BP e Chevron nei musei e nei teatri: la cultura come strumento d’immagine

Uno degli esempi più emblematici è il caso della BP, sponsor storico del British Museum (sponsorizzazione recisa nel 2023, dopo 27 anni), della Royal Opera House e del Festival of Ideas. Nonostante le proteste pubbliche e le critiche da parte di artisti e accademici, l’azienda ha continuato per anni a occupare una posizione centrale nel panorama culturale britannico. Ma è negli Stati Uniti che la missione redentrice di BP si fa più forte.

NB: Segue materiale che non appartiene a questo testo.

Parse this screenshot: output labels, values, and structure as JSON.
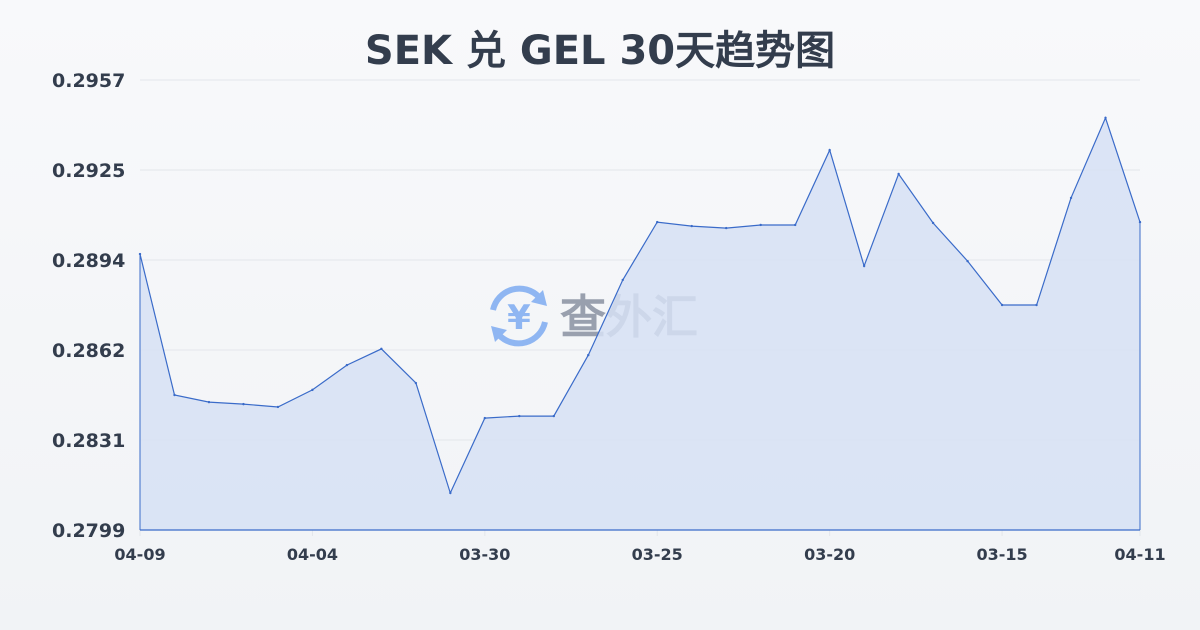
{
  "chart_data": {
    "type": "area",
    "title": "SEK 兑 GEL 30天趋势图",
    "xlabel": "",
    "ylabel": "",
    "ylim": [
      0.2799,
      0.2957
    ],
    "y_ticks": [
      "0.2957",
      "0.2925",
      "0.2894",
      "0.2862",
      "0.2831",
      "0.2799"
    ],
    "x_ticks": [
      {
        "label": "04-09",
        "index": 0
      },
      {
        "label": "04-04",
        "index": 5
      },
      {
        "label": "03-30",
        "index": 10
      },
      {
        "label": "03-25",
        "index": 15
      },
      {
        "label": "03-20",
        "index": 20
      },
      {
        "label": "03-15",
        "index": 25
      },
      {
        "label": "04-11",
        "index": 29
      }
    ],
    "values": [
      0.28959,
      0.28464,
      0.28439,
      0.28432,
      0.28422,
      0.28482,
      0.28569,
      0.28626,
      0.28506,
      0.2812,
      0.28383,
      0.2839,
      0.2839,
      0.28604,
      0.28868,
      0.29071,
      0.29057,
      0.2905,
      0.29061,
      0.29061,
      0.29324,
      0.28917,
      0.2924,
      0.29068,
      0.28934,
      0.2878,
      0.2878,
      0.29156,
      0.29437,
      0.29071
    ],
    "grid": true,
    "line_color": "#3a6bc9",
    "fill_color": "#d6e0f5"
  },
  "watermark": {
    "text": "查外汇",
    "icon": "yen-exchange-icon",
    "color": "#4d8ff0"
  }
}
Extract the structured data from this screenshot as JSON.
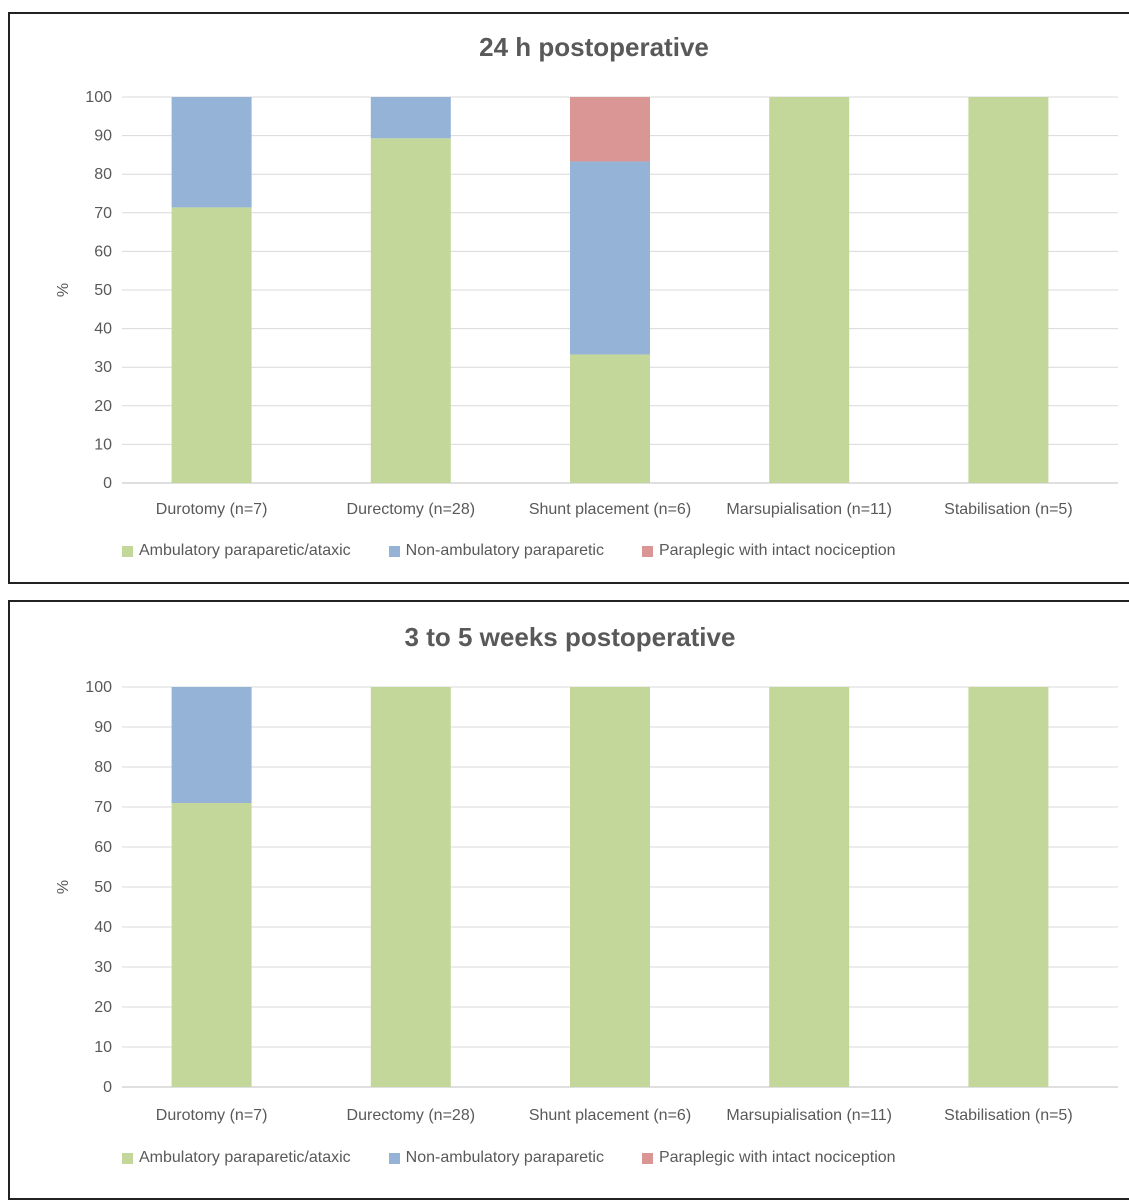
{
  "chart_data": [
    {
      "type": "bar",
      "stacked": true,
      "title": "24 h postoperative",
      "ylabel": "%",
      "xlabel": "",
      "ylim": [
        0,
        100
      ],
      "yticks": [
        "0",
        "10",
        "20",
        "30",
        "40",
        "50",
        "60",
        "70",
        "80",
        "90",
        "100"
      ],
      "grid": true,
      "legend_position": "bottom",
      "categories": [
        "Durotomy (n=7)",
        "Durectomy (n=28)",
        "Shunt placement (n=6)",
        "Marsupialisation (n=11)",
        "Stabilisation (n=5)"
      ],
      "series": [
        {
          "name": "Ambulatory paraparetic/ataxic",
          "color": "#c4d79b",
          "values": [
            71.4,
            89.3,
            33.3,
            100,
            100
          ]
        },
        {
          "name": "Non-ambulatory paraparetic",
          "color": "#95b3d7",
          "values": [
            28.6,
            10.7,
            50.0,
            0,
            0
          ]
        },
        {
          "name": "Paraplegic with intact nociception",
          "color": "#da9694",
          "values": [
            0,
            0,
            16.7,
            0,
            0
          ]
        }
      ]
    },
    {
      "type": "bar",
      "stacked": true,
      "title": "3 to 5 weeks postoperative",
      "ylabel": "%",
      "xlabel": "",
      "ylim": [
        0,
        100
      ],
      "yticks": [
        "0",
        "10",
        "20",
        "30",
        "40",
        "50",
        "60",
        "70",
        "80",
        "90",
        "100"
      ],
      "grid": true,
      "legend_position": "bottom",
      "categories": [
        "Durotomy (n=7)",
        "Durectomy (n=28)",
        "Shunt placement (n=6)",
        "Marsupialisation (n=11)",
        "Stabilisation (n=5)"
      ],
      "series": [
        {
          "name": "Ambulatory paraparetic/ataxic",
          "color": "#c4d79b",
          "values": [
            71,
            100,
            100,
            100,
            100
          ]
        },
        {
          "name": "Non-ambulatory paraparetic",
          "color": "#95b3d7",
          "values": [
            29,
            0,
            0,
            0,
            0
          ]
        },
        {
          "name": "Paraplegic with intact nociception",
          "color": "#da9694",
          "values": [
            0,
            0,
            0,
            0,
            0
          ]
        }
      ]
    }
  ]
}
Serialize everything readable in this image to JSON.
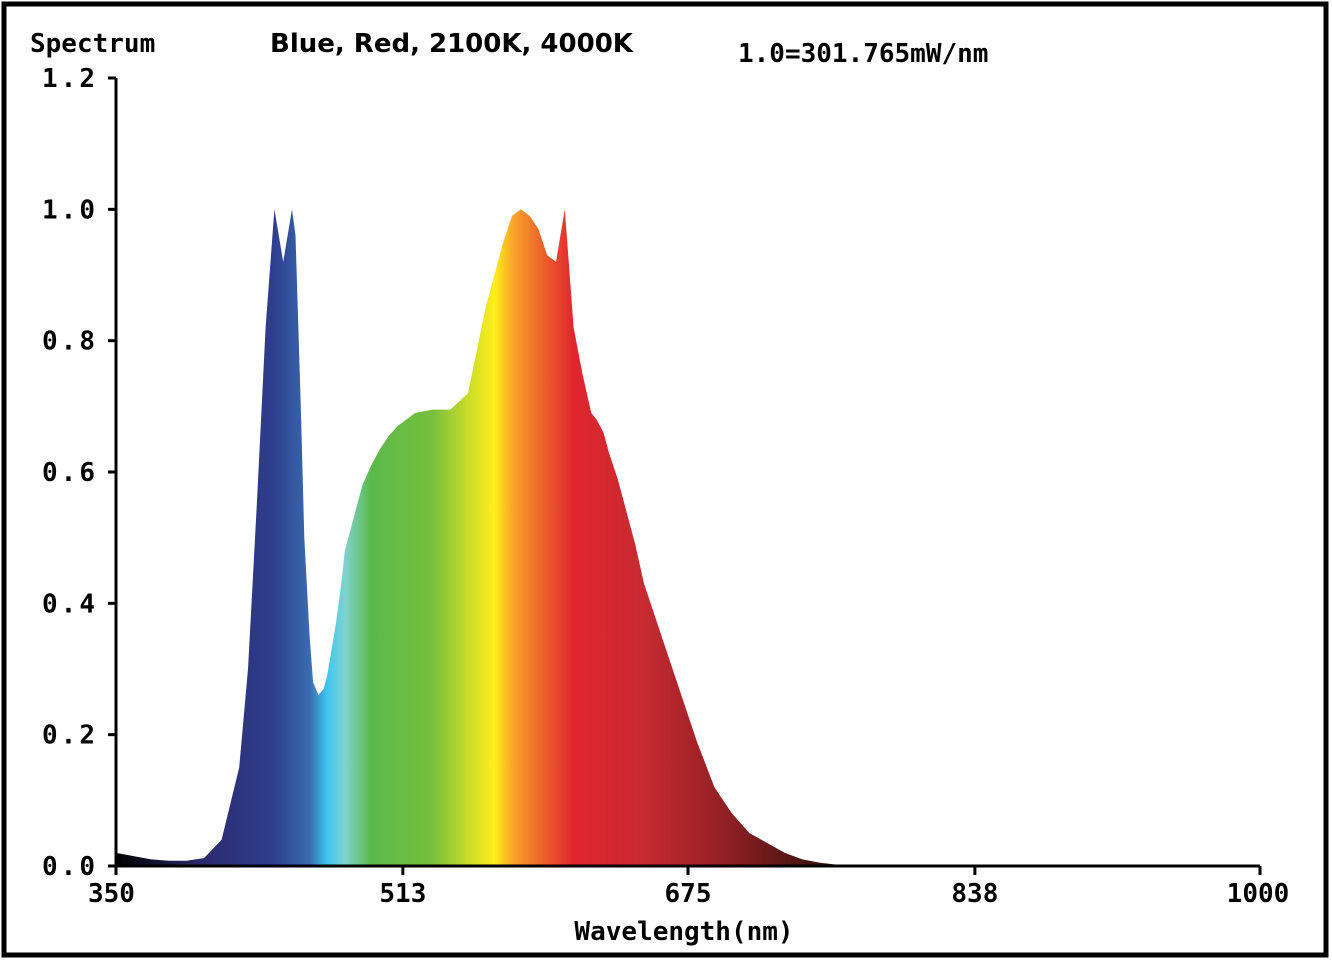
{
  "chart_data": {
    "type": "area",
    "title": "Spectrum",
    "subtitle": "Blue, Red, 2100K, 4000K",
    "scale_note": "1.0=301.765mW/nm",
    "xlabel": "Wavelength(nm)",
    "ylabel": "",
    "xlim": [
      350,
      1000
    ],
    "ylim": [
      0,
      1.2
    ],
    "x_ticks": [
      "350",
      "513",
      "675",
      "838",
      "1000"
    ],
    "y_ticks": [
      "0.0",
      "0.2",
      "0.4",
      "0.6",
      "0.8",
      "1.0",
      "1.2"
    ],
    "grid": false,
    "fill": "visible-spectrum rainbow gradient (violet to red, fading to black in near-IR)",
    "series": [
      {
        "x": [
          350,
          360,
          370,
          380,
          390,
          400,
          410,
          420,
          425,
          430,
          435,
          440,
          445,
          450,
          452,
          455,
          457,
          460,
          462,
          465,
          468,
          470,
          475,
          478,
          480,
          485,
          490,
          495,
          500,
          505,
          510,
          515,
          520,
          530,
          540,
          550,
          560,
          570,
          575,
          580,
          585,
          590,
          595,
          600,
          605,
          610,
          615,
          620,
          623,
          625,
          627,
          630,
          635,
          640,
          645,
          650,
          660,
          670,
          680,
          690,
          700,
          710,
          720,
          730,
          740,
          750,
          760,
          780,
          800,
          820,
          840,
          860,
          880,
          900,
          950,
          1000
        ],
        "y": [
          0.02,
          0.015,
          0.01,
          0.008,
          0.008,
          0.012,
          0.04,
          0.15,
          0.3,
          0.55,
          0.82,
          1.0,
          0.92,
          1.0,
          0.96,
          0.7,
          0.5,
          0.35,
          0.28,
          0.26,
          0.27,
          0.29,
          0.37,
          0.43,
          0.48,
          0.53,
          0.58,
          0.61,
          0.635,
          0.655,
          0.67,
          0.68,
          0.69,
          0.695,
          0.695,
          0.72,
          0.85,
          0.95,
          0.99,
          1.0,
          0.99,
          0.97,
          0.93,
          0.92,
          1.0,
          0.82,
          0.75,
          0.69,
          0.68,
          0.67,
          0.66,
          0.63,
          0.59,
          0.54,
          0.49,
          0.43,
          0.35,
          0.27,
          0.19,
          0.12,
          0.08,
          0.05,
          0.035,
          0.02,
          0.01,
          0.005,
          0.002,
          0.0,
          0.0,
          0.0,
          0.0,
          0.0,
          0.0,
          0.0,
          0.0,
          0.0
        ]
      }
    ],
    "colors": {
      "axis": "#000000",
      "background": "#ffffff",
      "spectrum_stops": [
        {
          "nm": 400,
          "color": "#2b2a6e"
        },
        {
          "nm": 440,
          "color": "#2e3f8f"
        },
        {
          "nm": 460,
          "color": "#3a6ab0"
        },
        {
          "nm": 470,
          "color": "#3ec6f0"
        },
        {
          "nm": 480,
          "color": "#7fd3d0"
        },
        {
          "nm": 495,
          "color": "#5cb84a"
        },
        {
          "nm": 530,
          "color": "#78bf3d"
        },
        {
          "nm": 550,
          "color": "#c9dc2a"
        },
        {
          "nm": 565,
          "color": "#ffee1a"
        },
        {
          "nm": 575,
          "color": "#f7a82a"
        },
        {
          "nm": 590,
          "color": "#ee6a2c"
        },
        {
          "nm": 610,
          "color": "#e0262e"
        },
        {
          "nm": 650,
          "color": "#c72a32"
        },
        {
          "nm": 700,
          "color": "#8c1f22"
        },
        {
          "nm": 740,
          "color": "#4a1512"
        },
        {
          "nm": 780,
          "color": "#1a0a08"
        },
        {
          "nm": 820,
          "color": "#000000"
        }
      ]
    }
  }
}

I documenti interni analizzati da DeSmog rivelano come il team di comunicazione sia stato incaricato di «sfruttare le sponsorizzazioni» per «sviluppare supporto per gli obiettivi aziendali di BP e stimolare la difesa dei diritti dell’azienda».

Questi obiettivi aziendali includono l’espansione di attività legate al Gnl in Alaska. O lo sviluppo del gigantesco giacimento petrolifero “Mad Dog 2”, situato non distante dal sito dove è avvenuto il disastro della Deepwater Horizon, nel Golfo del Messico. Nel 2016, le sponsorizzazioni di BP America (e della BP Foundation) includevano la National Gallery of Art di Washington, la corsa ciclistica “BP MS 150” da Houston ad Austin, l’organizzazione per diritti civili National Urban League. Oltre a diversi programmi Stem nelle scuole di tutto il Paese.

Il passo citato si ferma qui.